In the VIALE-A study, patients with confirmed AML who were ineligible for standard induction therapy were randomly assigned 2:1 to receive either azacitidine plus venetoclax or azactidiine plus placebo.

Azacitidine was administered subcutaneously or intravenously on days 1-7 every 28 days. Venetoclax or placebo was administered orally, once daily, every 28 days.

The primary endpoint for this study was survival.

Thus, at a median follow-up of 20.5 months, the median overall survival was 14.7 months in the azacitidine-venetoclax group—versus 9.6 months in the control group (HR, 0.66; 95% CI 0.52-0.85; P<.001).

Further, the incidence of complete remissions was higher in the azacitiidine-venetoclax group than in the control group (36.7% versus 17.9%, respectively; P<.001).

Notable key adverse events included nausea of any grade (44% azacitiidine-venetoclax, 35% control), grade 3 or higher thrombocytopenia (45% vs 38%), neutropenia (42% vs 28%), and febrile neutropenia (42% vs 19%). Infections of any grade occurred more frequenly in the azacitiidine-venetoclax group (84%) than in the control group (67%).

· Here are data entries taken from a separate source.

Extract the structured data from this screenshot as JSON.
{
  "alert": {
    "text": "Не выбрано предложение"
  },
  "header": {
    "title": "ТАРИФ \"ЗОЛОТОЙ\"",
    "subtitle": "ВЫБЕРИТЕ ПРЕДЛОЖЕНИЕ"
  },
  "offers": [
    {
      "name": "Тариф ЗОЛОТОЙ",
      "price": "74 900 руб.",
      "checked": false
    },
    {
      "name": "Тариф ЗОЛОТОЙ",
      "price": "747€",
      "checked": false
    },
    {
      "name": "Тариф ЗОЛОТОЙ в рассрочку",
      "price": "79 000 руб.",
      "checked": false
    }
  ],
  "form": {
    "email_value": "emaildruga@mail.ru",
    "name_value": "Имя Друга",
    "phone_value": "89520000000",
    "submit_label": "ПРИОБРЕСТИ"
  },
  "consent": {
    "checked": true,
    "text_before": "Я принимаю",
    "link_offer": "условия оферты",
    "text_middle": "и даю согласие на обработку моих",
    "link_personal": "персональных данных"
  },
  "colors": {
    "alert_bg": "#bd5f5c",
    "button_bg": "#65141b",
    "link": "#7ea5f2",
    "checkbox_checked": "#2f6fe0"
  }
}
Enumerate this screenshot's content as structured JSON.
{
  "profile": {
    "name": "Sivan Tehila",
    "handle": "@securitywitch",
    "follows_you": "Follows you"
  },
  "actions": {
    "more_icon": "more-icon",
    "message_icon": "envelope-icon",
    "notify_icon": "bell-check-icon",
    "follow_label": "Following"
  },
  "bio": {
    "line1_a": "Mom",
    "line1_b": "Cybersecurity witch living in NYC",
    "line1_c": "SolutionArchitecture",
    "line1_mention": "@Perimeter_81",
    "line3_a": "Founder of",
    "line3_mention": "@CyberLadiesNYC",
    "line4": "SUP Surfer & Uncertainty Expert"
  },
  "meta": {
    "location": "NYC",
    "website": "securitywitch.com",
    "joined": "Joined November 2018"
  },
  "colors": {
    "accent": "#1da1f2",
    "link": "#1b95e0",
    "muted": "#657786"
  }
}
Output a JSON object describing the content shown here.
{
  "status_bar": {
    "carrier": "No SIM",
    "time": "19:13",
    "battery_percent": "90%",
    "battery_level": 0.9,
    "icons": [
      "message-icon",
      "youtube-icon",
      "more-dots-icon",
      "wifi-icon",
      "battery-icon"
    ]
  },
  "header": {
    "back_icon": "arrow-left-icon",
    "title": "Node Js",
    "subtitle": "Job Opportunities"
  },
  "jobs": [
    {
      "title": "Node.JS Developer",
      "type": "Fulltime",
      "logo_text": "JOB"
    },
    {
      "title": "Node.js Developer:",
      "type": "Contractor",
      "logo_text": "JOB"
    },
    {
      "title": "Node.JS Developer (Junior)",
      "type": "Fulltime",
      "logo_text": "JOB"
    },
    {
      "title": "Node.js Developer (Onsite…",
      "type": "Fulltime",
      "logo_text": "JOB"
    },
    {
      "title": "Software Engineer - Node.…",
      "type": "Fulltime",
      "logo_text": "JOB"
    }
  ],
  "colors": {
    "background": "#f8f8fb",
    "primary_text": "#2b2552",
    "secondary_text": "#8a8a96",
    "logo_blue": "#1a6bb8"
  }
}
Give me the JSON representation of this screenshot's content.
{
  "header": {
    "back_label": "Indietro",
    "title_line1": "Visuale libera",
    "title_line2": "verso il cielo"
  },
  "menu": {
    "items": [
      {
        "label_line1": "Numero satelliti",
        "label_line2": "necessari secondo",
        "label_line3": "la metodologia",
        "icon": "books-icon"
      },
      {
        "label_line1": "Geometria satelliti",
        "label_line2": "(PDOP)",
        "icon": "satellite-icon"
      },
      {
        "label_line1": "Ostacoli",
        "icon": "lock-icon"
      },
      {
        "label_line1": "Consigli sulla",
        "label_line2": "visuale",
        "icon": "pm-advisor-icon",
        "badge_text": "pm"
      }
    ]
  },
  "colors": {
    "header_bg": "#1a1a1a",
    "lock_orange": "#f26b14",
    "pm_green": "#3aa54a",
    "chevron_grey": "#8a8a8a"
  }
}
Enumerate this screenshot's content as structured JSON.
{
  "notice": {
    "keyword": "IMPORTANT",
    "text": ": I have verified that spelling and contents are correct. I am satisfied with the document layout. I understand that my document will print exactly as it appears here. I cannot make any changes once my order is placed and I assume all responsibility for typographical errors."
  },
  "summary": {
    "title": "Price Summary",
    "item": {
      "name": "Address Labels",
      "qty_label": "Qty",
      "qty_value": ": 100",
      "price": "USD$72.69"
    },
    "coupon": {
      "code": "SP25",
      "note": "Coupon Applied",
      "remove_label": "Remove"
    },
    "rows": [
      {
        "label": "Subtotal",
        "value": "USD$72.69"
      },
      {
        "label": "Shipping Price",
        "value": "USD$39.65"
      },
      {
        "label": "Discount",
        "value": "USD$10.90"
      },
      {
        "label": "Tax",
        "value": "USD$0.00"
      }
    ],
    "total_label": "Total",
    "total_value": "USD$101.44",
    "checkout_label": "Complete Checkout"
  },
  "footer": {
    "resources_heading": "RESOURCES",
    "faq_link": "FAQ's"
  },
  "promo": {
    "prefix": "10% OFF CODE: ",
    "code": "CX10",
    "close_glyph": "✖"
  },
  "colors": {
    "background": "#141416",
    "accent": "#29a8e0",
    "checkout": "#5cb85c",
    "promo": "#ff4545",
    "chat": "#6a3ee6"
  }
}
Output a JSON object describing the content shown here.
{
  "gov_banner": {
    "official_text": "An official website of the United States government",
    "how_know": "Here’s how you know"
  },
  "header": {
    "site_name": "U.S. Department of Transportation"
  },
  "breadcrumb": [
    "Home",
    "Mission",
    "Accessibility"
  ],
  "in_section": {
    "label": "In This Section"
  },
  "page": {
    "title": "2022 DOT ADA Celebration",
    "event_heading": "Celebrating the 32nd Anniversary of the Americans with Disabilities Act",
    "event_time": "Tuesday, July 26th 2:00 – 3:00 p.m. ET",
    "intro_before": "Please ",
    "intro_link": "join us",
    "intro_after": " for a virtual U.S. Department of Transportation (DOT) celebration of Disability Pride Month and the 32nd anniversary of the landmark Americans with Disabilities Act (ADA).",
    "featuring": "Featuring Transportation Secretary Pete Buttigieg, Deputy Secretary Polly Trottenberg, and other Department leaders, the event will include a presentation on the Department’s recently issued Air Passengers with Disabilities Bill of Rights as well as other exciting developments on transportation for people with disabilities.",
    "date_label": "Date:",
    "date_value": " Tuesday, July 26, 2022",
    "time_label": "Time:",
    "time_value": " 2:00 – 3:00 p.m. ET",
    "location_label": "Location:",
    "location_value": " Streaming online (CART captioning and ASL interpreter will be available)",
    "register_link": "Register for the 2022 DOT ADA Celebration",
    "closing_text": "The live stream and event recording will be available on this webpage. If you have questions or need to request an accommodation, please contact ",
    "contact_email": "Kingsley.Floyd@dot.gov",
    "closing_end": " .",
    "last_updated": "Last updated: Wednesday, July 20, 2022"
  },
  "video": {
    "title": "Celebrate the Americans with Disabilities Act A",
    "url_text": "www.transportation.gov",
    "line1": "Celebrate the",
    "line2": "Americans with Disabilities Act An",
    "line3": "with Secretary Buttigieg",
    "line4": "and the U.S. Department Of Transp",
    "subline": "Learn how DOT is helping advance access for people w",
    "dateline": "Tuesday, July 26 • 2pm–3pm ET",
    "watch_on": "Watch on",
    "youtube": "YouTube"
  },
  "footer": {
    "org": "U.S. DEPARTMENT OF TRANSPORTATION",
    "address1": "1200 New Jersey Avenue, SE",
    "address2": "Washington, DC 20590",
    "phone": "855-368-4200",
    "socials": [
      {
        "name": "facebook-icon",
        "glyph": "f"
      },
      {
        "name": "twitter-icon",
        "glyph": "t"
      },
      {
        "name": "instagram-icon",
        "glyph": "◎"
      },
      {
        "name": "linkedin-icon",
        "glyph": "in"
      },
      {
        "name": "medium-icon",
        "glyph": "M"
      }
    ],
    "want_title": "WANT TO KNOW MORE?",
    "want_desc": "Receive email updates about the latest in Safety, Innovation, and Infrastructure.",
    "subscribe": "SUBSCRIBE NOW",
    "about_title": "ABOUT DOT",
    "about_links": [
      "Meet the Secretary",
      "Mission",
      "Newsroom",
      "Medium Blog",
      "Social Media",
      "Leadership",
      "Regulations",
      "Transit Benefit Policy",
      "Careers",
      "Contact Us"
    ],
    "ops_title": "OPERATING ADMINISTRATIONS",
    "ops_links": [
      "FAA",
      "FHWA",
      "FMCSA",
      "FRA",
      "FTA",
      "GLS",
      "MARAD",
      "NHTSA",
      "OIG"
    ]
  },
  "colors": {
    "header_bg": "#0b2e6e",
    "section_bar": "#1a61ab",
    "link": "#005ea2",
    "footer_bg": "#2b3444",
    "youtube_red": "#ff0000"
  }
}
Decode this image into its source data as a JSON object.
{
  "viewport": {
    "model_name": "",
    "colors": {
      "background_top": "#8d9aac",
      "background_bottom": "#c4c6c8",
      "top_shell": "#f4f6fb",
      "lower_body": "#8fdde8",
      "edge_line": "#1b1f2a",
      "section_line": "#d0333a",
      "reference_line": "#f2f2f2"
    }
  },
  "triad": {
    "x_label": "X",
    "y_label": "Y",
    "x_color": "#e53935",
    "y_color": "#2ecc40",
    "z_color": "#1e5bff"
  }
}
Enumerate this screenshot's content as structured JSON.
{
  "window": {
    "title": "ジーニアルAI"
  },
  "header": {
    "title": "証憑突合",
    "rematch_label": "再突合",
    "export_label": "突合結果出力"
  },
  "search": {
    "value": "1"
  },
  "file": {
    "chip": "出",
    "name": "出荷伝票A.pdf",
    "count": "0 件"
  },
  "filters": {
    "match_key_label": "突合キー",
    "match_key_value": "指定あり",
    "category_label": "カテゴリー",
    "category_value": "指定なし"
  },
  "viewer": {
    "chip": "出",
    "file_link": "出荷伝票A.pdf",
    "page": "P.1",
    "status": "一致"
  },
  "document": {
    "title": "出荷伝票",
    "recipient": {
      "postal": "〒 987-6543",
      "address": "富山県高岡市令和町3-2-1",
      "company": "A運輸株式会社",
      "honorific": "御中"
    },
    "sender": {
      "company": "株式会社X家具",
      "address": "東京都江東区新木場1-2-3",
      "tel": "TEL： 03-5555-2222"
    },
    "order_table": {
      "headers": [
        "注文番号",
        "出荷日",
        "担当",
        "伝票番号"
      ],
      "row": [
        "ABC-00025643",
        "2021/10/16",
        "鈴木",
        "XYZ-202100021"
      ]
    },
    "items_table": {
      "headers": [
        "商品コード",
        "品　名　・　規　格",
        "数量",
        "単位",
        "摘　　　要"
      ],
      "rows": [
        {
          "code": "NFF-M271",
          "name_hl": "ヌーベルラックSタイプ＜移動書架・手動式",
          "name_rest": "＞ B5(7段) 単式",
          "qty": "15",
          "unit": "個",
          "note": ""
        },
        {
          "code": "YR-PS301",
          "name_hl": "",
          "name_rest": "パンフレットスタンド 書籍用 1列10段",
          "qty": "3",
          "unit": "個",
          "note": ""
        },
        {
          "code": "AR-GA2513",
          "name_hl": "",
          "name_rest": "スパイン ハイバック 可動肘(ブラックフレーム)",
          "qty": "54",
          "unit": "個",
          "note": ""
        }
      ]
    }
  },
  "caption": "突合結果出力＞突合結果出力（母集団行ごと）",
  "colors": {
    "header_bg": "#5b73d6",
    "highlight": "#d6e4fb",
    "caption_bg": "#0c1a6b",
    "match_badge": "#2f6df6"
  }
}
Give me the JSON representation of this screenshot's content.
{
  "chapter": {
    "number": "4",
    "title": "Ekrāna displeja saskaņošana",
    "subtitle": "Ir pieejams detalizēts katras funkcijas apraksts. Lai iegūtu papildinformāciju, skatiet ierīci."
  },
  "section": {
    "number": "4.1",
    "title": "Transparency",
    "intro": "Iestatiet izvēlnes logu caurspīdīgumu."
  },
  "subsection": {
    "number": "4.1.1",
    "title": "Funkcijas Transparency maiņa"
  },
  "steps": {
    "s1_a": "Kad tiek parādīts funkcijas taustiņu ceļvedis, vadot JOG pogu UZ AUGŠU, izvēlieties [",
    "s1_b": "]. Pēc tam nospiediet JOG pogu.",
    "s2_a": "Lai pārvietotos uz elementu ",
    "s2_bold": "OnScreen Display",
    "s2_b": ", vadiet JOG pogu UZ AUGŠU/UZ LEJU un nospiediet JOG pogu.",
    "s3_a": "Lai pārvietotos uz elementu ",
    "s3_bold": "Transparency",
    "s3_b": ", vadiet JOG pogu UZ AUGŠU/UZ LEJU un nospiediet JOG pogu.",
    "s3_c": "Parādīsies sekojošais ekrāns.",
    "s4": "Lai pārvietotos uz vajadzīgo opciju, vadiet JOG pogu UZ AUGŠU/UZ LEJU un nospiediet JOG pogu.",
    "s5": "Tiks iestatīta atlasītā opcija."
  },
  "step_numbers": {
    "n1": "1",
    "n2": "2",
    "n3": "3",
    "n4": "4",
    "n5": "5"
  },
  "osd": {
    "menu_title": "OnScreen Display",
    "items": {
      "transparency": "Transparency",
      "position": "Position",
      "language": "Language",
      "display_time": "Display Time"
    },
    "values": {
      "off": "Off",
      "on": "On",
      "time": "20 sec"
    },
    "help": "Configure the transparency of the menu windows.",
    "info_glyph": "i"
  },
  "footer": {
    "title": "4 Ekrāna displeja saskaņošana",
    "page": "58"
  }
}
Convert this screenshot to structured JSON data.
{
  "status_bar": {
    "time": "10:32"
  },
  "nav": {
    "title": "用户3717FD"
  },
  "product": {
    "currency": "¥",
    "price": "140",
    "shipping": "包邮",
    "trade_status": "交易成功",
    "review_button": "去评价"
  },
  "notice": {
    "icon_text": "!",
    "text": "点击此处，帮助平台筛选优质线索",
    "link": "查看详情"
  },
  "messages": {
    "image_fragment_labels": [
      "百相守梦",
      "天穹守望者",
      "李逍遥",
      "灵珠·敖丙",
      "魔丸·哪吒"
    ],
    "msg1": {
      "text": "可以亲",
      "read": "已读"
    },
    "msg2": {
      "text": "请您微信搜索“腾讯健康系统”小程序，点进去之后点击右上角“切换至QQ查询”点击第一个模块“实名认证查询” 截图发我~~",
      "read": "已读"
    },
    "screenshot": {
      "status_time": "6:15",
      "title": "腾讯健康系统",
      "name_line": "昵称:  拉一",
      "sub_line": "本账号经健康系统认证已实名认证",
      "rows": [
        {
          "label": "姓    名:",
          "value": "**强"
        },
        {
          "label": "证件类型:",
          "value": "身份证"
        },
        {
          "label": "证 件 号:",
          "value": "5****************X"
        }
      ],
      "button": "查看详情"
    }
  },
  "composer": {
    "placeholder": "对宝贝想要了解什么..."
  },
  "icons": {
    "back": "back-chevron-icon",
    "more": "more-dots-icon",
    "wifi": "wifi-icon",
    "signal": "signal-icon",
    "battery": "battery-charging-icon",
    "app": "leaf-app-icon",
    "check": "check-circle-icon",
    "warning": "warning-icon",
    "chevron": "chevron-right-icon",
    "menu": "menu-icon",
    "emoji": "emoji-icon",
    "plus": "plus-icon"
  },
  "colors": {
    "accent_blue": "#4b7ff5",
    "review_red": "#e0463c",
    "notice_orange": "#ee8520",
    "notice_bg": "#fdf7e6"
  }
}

Additionally, serious adverse events occurred in 83% and 73%, respectively.

“We are very pleased that this application was reviewed under the FDA’s Real-Time Oncology Review pilot and Project Orbis initiative, helping to bring this treatment option more rapidly to patients in the United States and other countries,” said Levi Garraway, M.D., Ph.D., chief medical officer and head of Global Product Development of Genentech in a statement.